Pakistan releases Musharraf from house arrest

Prison staff withdrawn from ex-president's home, official says, but ban on leaving country remains, according to lawyer.

    Pakistan releases Musharraf from house arrest
    Musharraf was granted bail on Monday in a case involving the death of a religious leader in 2007 [Reuters]

    A prison official says Pakistan has freed former President Pervez Musharraf from house arrest after he received bail earlier this week.

    Prison officials were withdrawn on Wednesday night from Musharraf's home on the outskirts of Islamabad, according to the official, Wajad Ali.

    He said on Thursday that Musharraf is free to move around Pakistan.

    Musharraf's lawyer has said he is still barred from leaving the country pending the court cases against him.

    A court granted Musharraf bail on Monday in a case involving his alleged role in the death of a Muslim religious leader killed during a raid on the Red Mosque in Islamabad in 2007.

    That paved the way for his release after the necessary paperwork.

    Musharraf, who has been plagued by legal troubles since he returned to Pakistan in March after years of self-imposed exile, already has been granted bail in three other cases against him.

    The other cases have to do with his alleged role in the murder of former Pakistani Prime Minister Benazir Bhutto, the death of a Baluch separatist leader killed by the army and the detention of Pakistani judges.

    Musharraf, a 70-year-old former commando, seized power in a 1999 coup when he was serving as army chief and ruled the country for nearly a decade.

    He was forced to step down in 2008 in response to increasing pressure from a public unhappy with his rule.
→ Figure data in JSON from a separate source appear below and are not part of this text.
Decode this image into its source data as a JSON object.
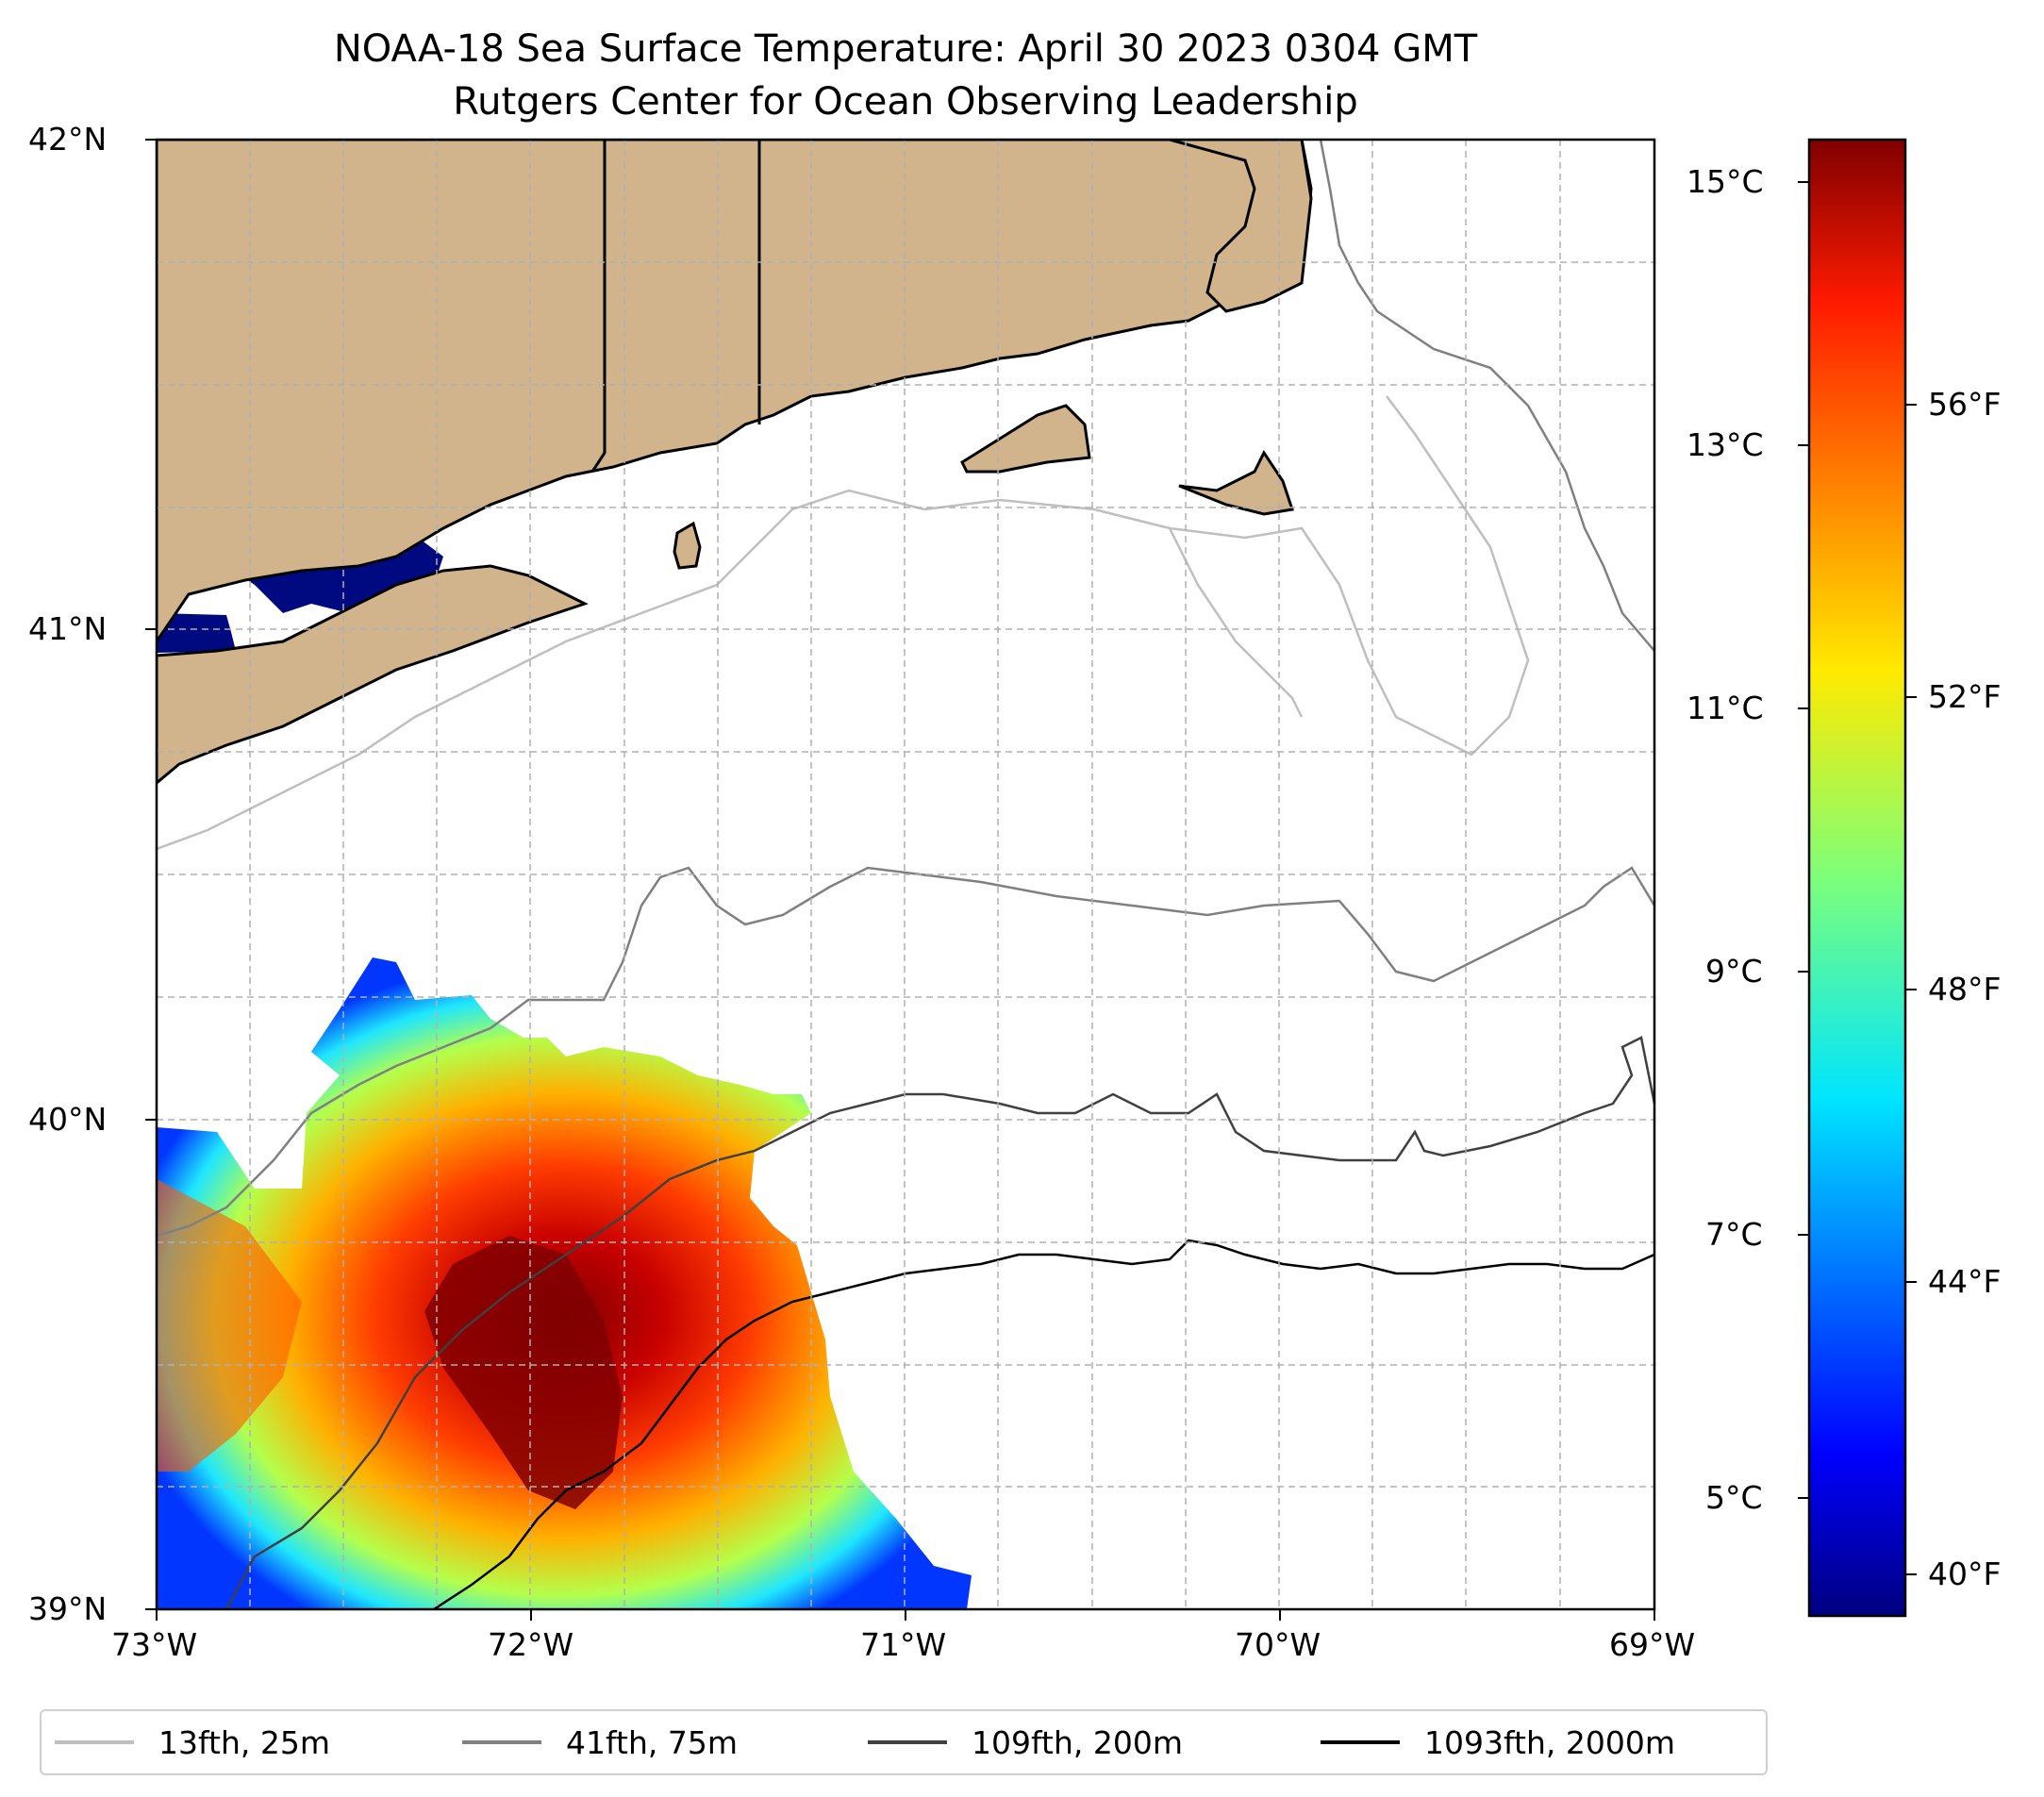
{
  "title": {
    "line1": "NOAA-18 Sea Surface Temperature: April 30 2023 0304 GMT",
    "line2": "Rutgers Center for Ocean Observing Leadership"
  },
  "map": {
    "lon_range": [
      -73,
      -69
    ],
    "lat_range": [
      39,
      42
    ],
    "x_ticks": [
      "73°W",
      "72°W",
      "71°W",
      "70°W",
      "69°W"
    ],
    "y_ticks": [
      "42°N",
      "41°N",
      "40°N",
      "39°N"
    ],
    "land_color": "#d2b48c",
    "ocean_color": "#ffffff",
    "grid": "dashed"
  },
  "colorbar": {
    "colormap": "jet",
    "celsius_range": [
      4.3,
      15.3
    ],
    "celsius_labels": [
      "15°C",
      "13°C",
      "11°C",
      "9°C",
      "7°C",
      "5°C"
    ],
    "fahrenheit_labels": [
      "56°F",
      "52°F",
      "48°F",
      "44°F",
      "40°F"
    ]
  },
  "legend": {
    "items": [
      {
        "label": "13fth, 25m",
        "color": "#bfbfbf"
      },
      {
        "label": "41fth, 75m",
        "color": "#808080"
      },
      {
        "label": "109fth, 200m",
        "color": "#404040"
      },
      {
        "label": "1093fth, 2000m",
        "color": "#000000"
      }
    ]
  }
}
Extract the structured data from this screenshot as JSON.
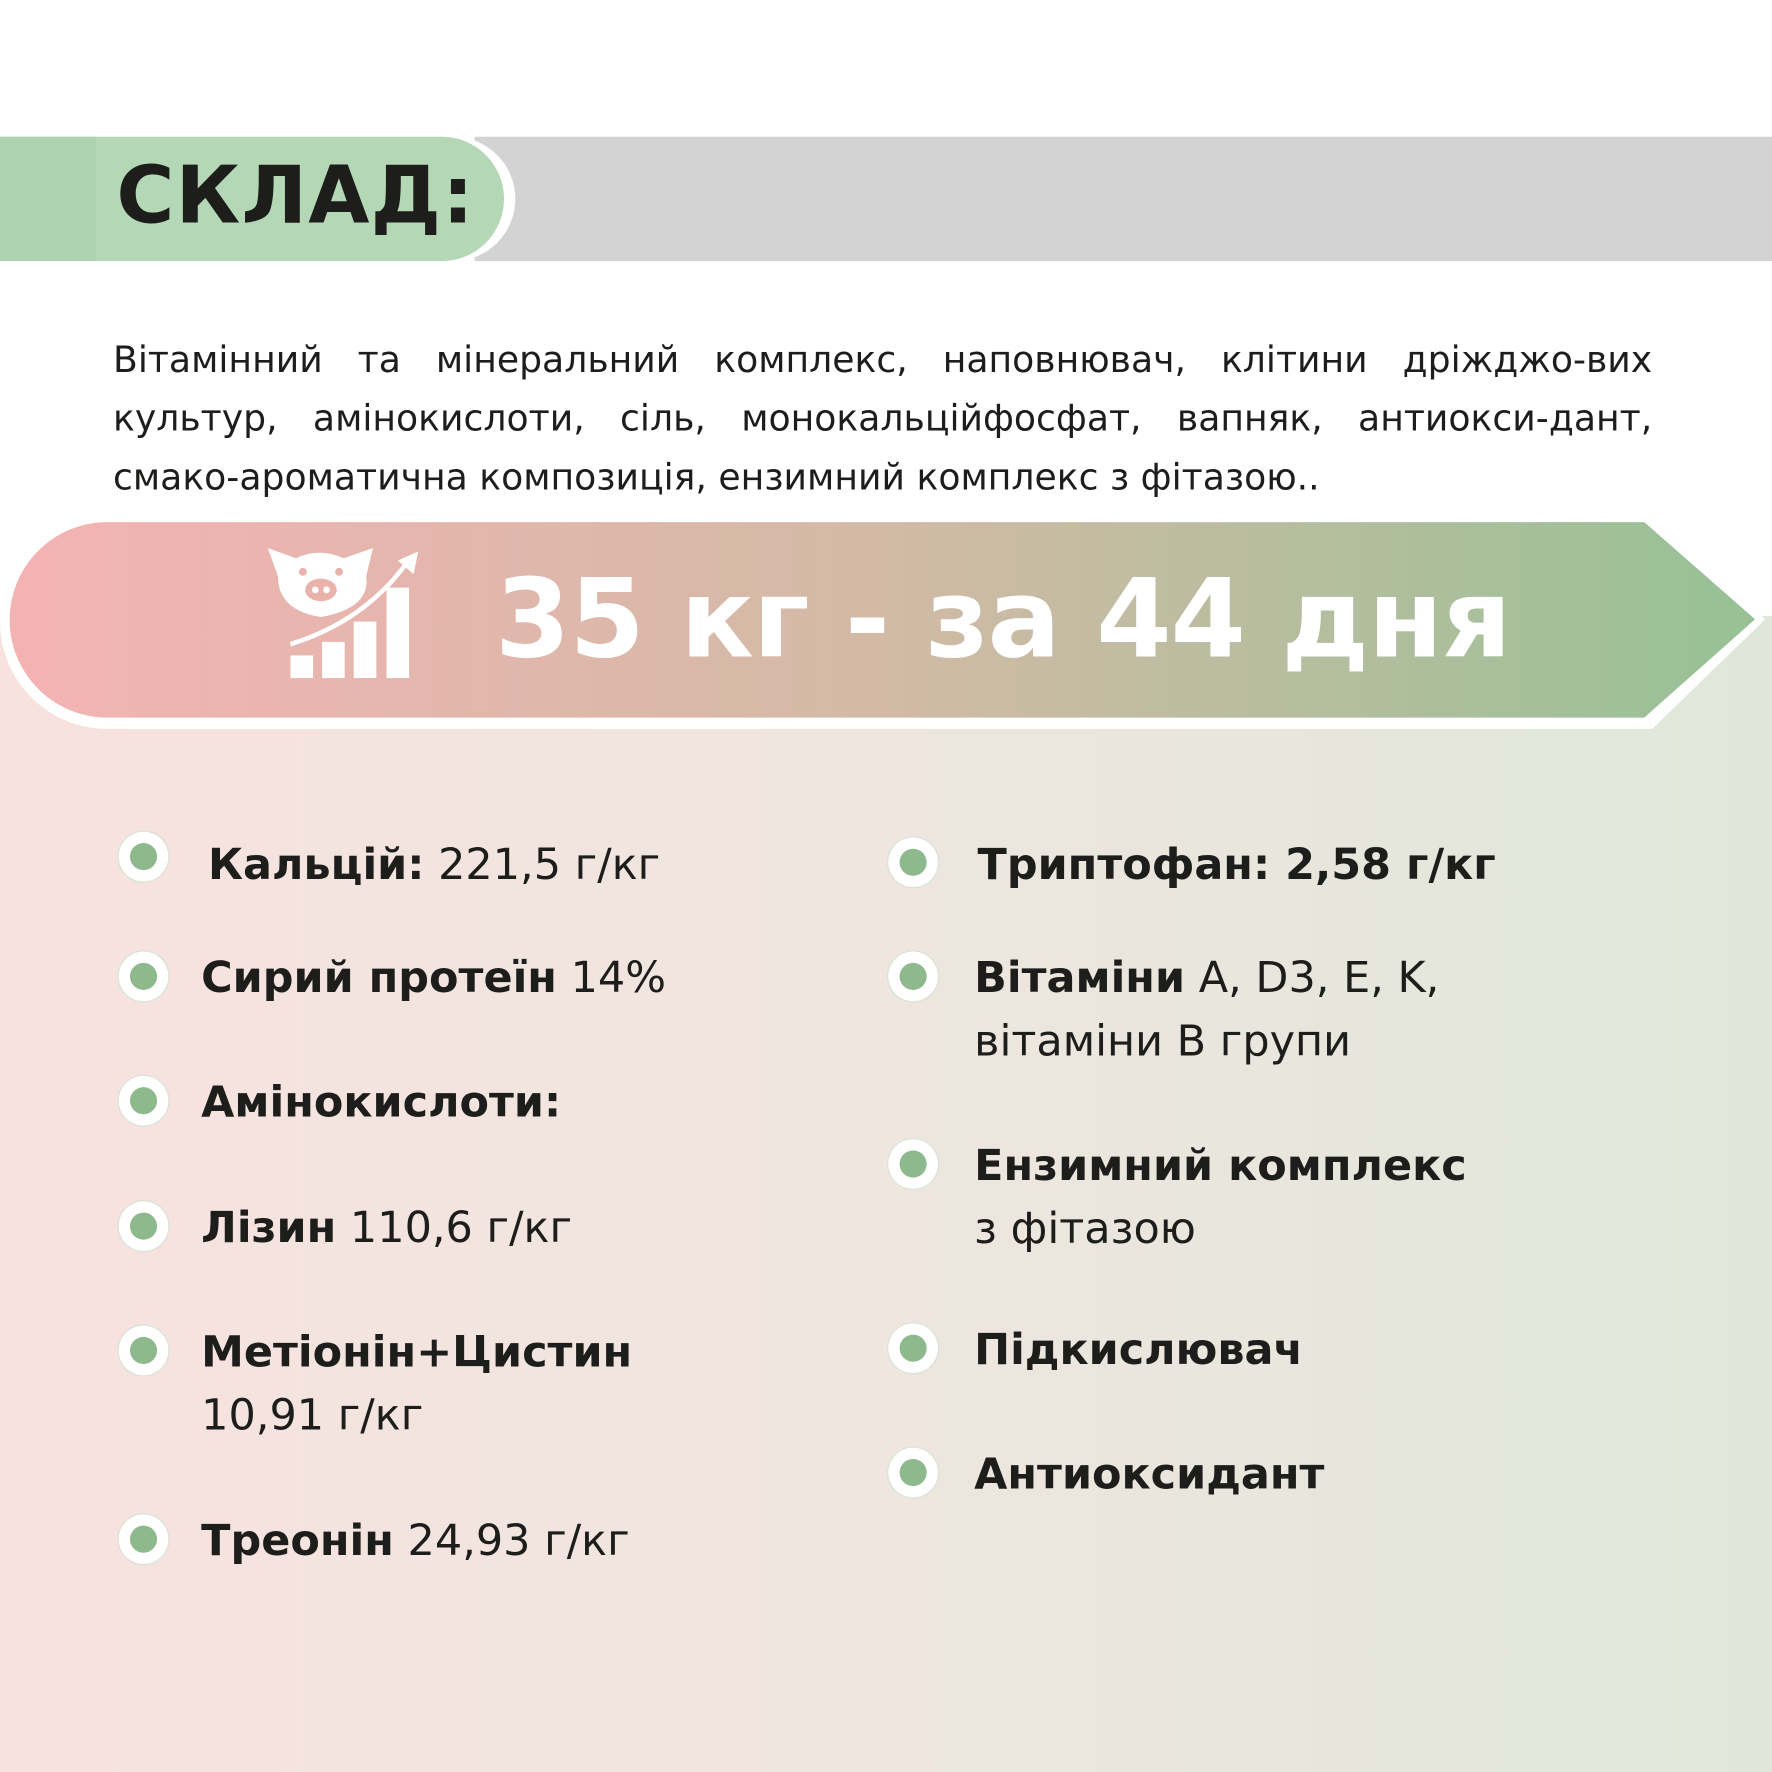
{
  "header": {
    "title": "СКЛАД:"
  },
  "composition": "Вітамінний та мінеральний комплекс, наповнювач, клітини дріжджо-вих культур, амінокислоти, сіль, монокальційфосфат, вапняк, антиокси-дант, смако-ароматична композиція, ензимний комплекс з фітазою..",
  "banner": {
    "text": "35 кг - за 44 дня",
    "icon": "pig-growth-chart-icon",
    "colors": {
      "start": "#f4b3b3",
      "end": "#97c196"
    }
  },
  "left_items": [
    {
      "bold": "Кальцій:",
      "rest": " 221,5 г/кг"
    },
    {
      "bold": "Сирий протеїн",
      "rest": " 14%"
    },
    {
      "bold": "Амінокислоти:",
      "rest": ""
    },
    {
      "bold": "Лізин",
      "rest": " 110,6 г/кг"
    },
    {
      "bold": "Метіонін+Цистин",
      "rest": "10,91 г/кг"
    },
    {
      "bold": "Треонін",
      "rest": " 24,93 г/кг"
    }
  ],
  "right_items": [
    {
      "bold": "Триптофан: 2,58 г/кг",
      "rest": ""
    },
    {
      "bold": "Вітаміни",
      "rest": " A, D3, E, K, вітаміни В групи"
    },
    {
      "bold": "Ензимний комплекс",
      "rest": "з фітазою"
    },
    {
      "bold": "Підкислювач",
      "rest": ""
    },
    {
      "bold": "Антиоксидант",
      "rest": ""
    }
  ],
  "colors": {
    "green": "#b4d8b6",
    "gray": "#d3d3d3",
    "bullet": "#8db98d"
  }
}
Musharraf left the country shortly thereafter.

    He returned from exile in March, intending to run in upcoming national elections.

    But he was immediately ordered detained over the pending cases. He also was barred by a court from running for office for the rest of his life.

    His political party fared poorly in the May elections.

    The images of Musharraf facing justice like any other Pakistani citizen have been stunning in a country where the military has taken power in three coups and wielded enormous power even under civilian governments.

    Pakistan's army chief advised Musharraf not to return, but he ignored the advice.

    For security reasons, he was held at his lavish estate in the suburbs of Islamabad instead of a jail. Pakistani security forces have been protecting the estate following threats by the Taliban.